Yes, I have set  failureDetectionTimeout  = 60000.
There is no long GC pause.
Core1 GC report
<https://gceasy.io/my-gc-report.jsp?p=c2hhcmVkLzIwMjEvMTAvMTMvLS1jb3JlXzFfZ2MtMjAyMS0xMC0wNV8wOS0zMS0yNi5sb2cuMC5jdXJyZW50LS05LTU3LTE3&channel=WEB>
Core 2 GC Report
<https://gceasy.io/my-gc-report.jsp?p=c2hhcmVkLzIwMjEvMTAvMTMvLS1DT1JFXzJfZ2MtMjAyMS0xMC0wNV8wOS00MC0xMC5sb2cuMC0tMTAtMjAtNTQ=&channel=WEB>

On Wed, Oct 13, 2021 at 1:16 PM Zhenya Stanilovsky <arzamas...@mail.ru>
wrote:

>
> Ok, additionally there is info about node segmentation:
> Node FAILED: TcpDiscoveryNode [id=fb67a5fd-f1ab-441d-a38e-bab975cd1037,
> consistentId=0:0:0:0:0:0:0:1%lo,XX.XX.XX.XX,127.0.0.1:47500,
> addrs=ArrayList [0:0:0:0:0:0:0:1%lo, XX.XX.XX.XX, 127.0.0.1],
> sockAddrs=HashSet [qagmscore02.xyz.com/XX.XX.XX.XX:47500,
> /0:0:0:0:0:0:0:1%lo:47500, /127.0.0.1:47500], discPort=47500, order=25,
> intOrder=16, lastExchangeTime=1633426750418, loc=false,
> ver=2.10.0#20210310-sha1:bc24f6ba, isClient=false]
>
> Local node SEGMENTED: TcpDiscoveryNode
> [id=7f357ca2-0ae2-4af0-bfa4-d18e7bcb3797
>
> Possible too long JVM pause: 1052 milliseconds.
>
> Are you changed default settings networking timeouts ? If no — try to
> recheck setting of failureDetectionTimeout
> If you have GC pause longer than 10 seconds, node will be dropped from the
> cluster(by default).
>
>
> This is the codebase of AgmsCacheJdbcStoreSessionListner.java
> This null pointer occurs due to a datasource bean not found.
> The cluster was working fine but what could be the reason for
> unavailability of datasource bean in between running cluster.
>
>
>
> public class AgmsCacheJdbcStoreSessionListener extends 
> CacheJdbcStoreSessionListener {
>
>
>   @SpringApplicationContextResource  public void 
> setupDataSourceFromSpringContext(Object appCtx) {
>     ApplicationContext appContext = (ApplicationContext) appCtx;
>     setDataSource((DataSource) appContext.getBean("dataSource"));
>   }
> }
>
>
>
> I can see one log line that tells us about a problem on the network side.
> Is this the possible reason?
>
> 2021-10-07 16:28:22,889 197776202 [tcp-disco-msg-worker-[fb67a5fd
> XX.XX.XX.XX:47500 crd]-#2%springDataNode%-#69%springDataNode%] WARN
>  o.a.i.s.d.tcp.TcpDiscoverySpi - Node is out of topology (probably, due to
> short-time network problems).
>
>
>
>
> On Mon, Oct 11, 2021 at 7:15 PM stanilovsky evgeny <
> estanilovs...@gridgain.com
> <//e.mail.ru/compose/?mailto=mailto%3aestanilovs...@gridgain.com>> wrote:
>
> may be this ?
>
> Caused by: java.lang.NullPointerException: null
> at
> com.xyz.agms.grid.cache.loader.AgmsCacheJdbcStoreSessionListener.setupDataSourceFromSpringContext(AgmsCacheJdbcStoreSessionListener.java:14)
> ... 23 common frames omitted
>
>
>
> Hi Zhenya,
> CacheStoppedException occurred again on our ignite cluster.
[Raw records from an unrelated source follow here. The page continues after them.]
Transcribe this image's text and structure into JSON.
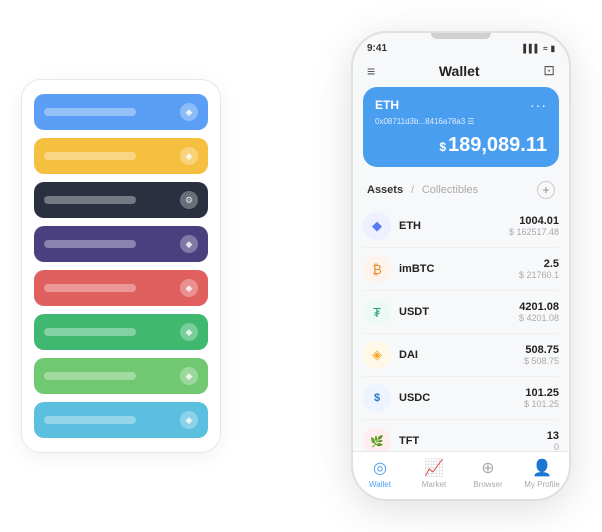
{
  "scene": {
    "cards": [
      {
        "color": "card-blue",
        "icon": "◆"
      },
      {
        "color": "card-yellow",
        "icon": "◆"
      },
      {
        "color": "card-dark",
        "icon": "⚙"
      },
      {
        "color": "card-purple",
        "icon": "◆"
      },
      {
        "color": "card-red",
        "icon": "◆"
      },
      {
        "color": "card-green",
        "icon": "◆"
      },
      {
        "color": "card-light-green",
        "icon": "◆"
      },
      {
        "color": "card-sky",
        "icon": "◆"
      }
    ]
  },
  "phone": {
    "statusBar": {
      "time": "9:41",
      "signal": "▌▌▌",
      "wifi": "WiFi",
      "battery": "🔋"
    },
    "header": {
      "menuIcon": "≡",
      "title": "Wallet",
      "scanIcon": "⊡"
    },
    "ethCard": {
      "name": "ETH",
      "address": "0x08711d3b...8416a78a3 ☰",
      "dots": "···",
      "balanceSymbol": "$",
      "balance": "189,089.11"
    },
    "tabs": {
      "active": "Assets",
      "divider": "/",
      "inactive": "Collectibles",
      "addIcon": "+"
    },
    "assets": [
      {
        "symbol": "ETH",
        "iconClass": "icon-eth",
        "iconText": "◆",
        "amount": "1004.01",
        "usd": "$ 162517.48"
      },
      {
        "symbol": "imBTC",
        "iconClass": "icon-imbtc",
        "iconText": "₿",
        "amount": "2.5",
        "usd": "$ 21760.1"
      },
      {
        "symbol": "USDT",
        "iconClass": "icon-usdt",
        "iconText": "₮",
        "amount": "4201.08",
        "usd": "$ 4201.08"
      },
      {
        "symbol": "DAI",
        "iconClass": "icon-dai",
        "iconText": "◈",
        "amount": "508.75",
        "usd": "$ 508.75"
      },
      {
        "symbol": "USDC",
        "iconClass": "icon-usdc",
        "iconText": "©",
        "amount": "101.25",
        "usd": "$ 101.25"
      },
      {
        "symbol": "TFT",
        "iconClass": "icon-tft",
        "iconText": "🌿",
        "amount": "13",
        "usd": "0"
      }
    ],
    "bottomNav": [
      {
        "id": "wallet",
        "icon": "◎",
        "label": "Wallet",
        "active": true
      },
      {
        "id": "market",
        "icon": "📊",
        "label": "Market",
        "active": false
      },
      {
        "id": "browser",
        "icon": "🌐",
        "label": "Browser",
        "active": false
      },
      {
        "id": "profile",
        "icon": "👤",
        "label": "My Profile",
        "active": false
      }
    ]
  }
}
I have
> captured logs with  IGNITE_QUIET = false.
> There are four core nodes in the cluster and two nodes gone down. I am
> attaching the logs for two failed nodes.
> Please let me know if you need any further details.
>
> Thanks,
> Akash
>
> On Tue, Sep 7, 2021 at 12:19 PM Zhenya Stanilovsky <arzamas...@mail.ru
> <//e.mail.ru/compose/?mailto=mailto%3aarzamas...@mail.ru>> wrote:
>
> plz share somehow these logs, if you have no ideas how to share, you can
> send it directly to arzamas...@mail.ru
> <//e.mail.ru/compose/?mailto=mailto%3aarzamas...@mail.ru>
>
>
>
> Meanwhile I grep the logs with the next occurrence of cache stopped
> exception,can someone highlight if there is any known bug related to this?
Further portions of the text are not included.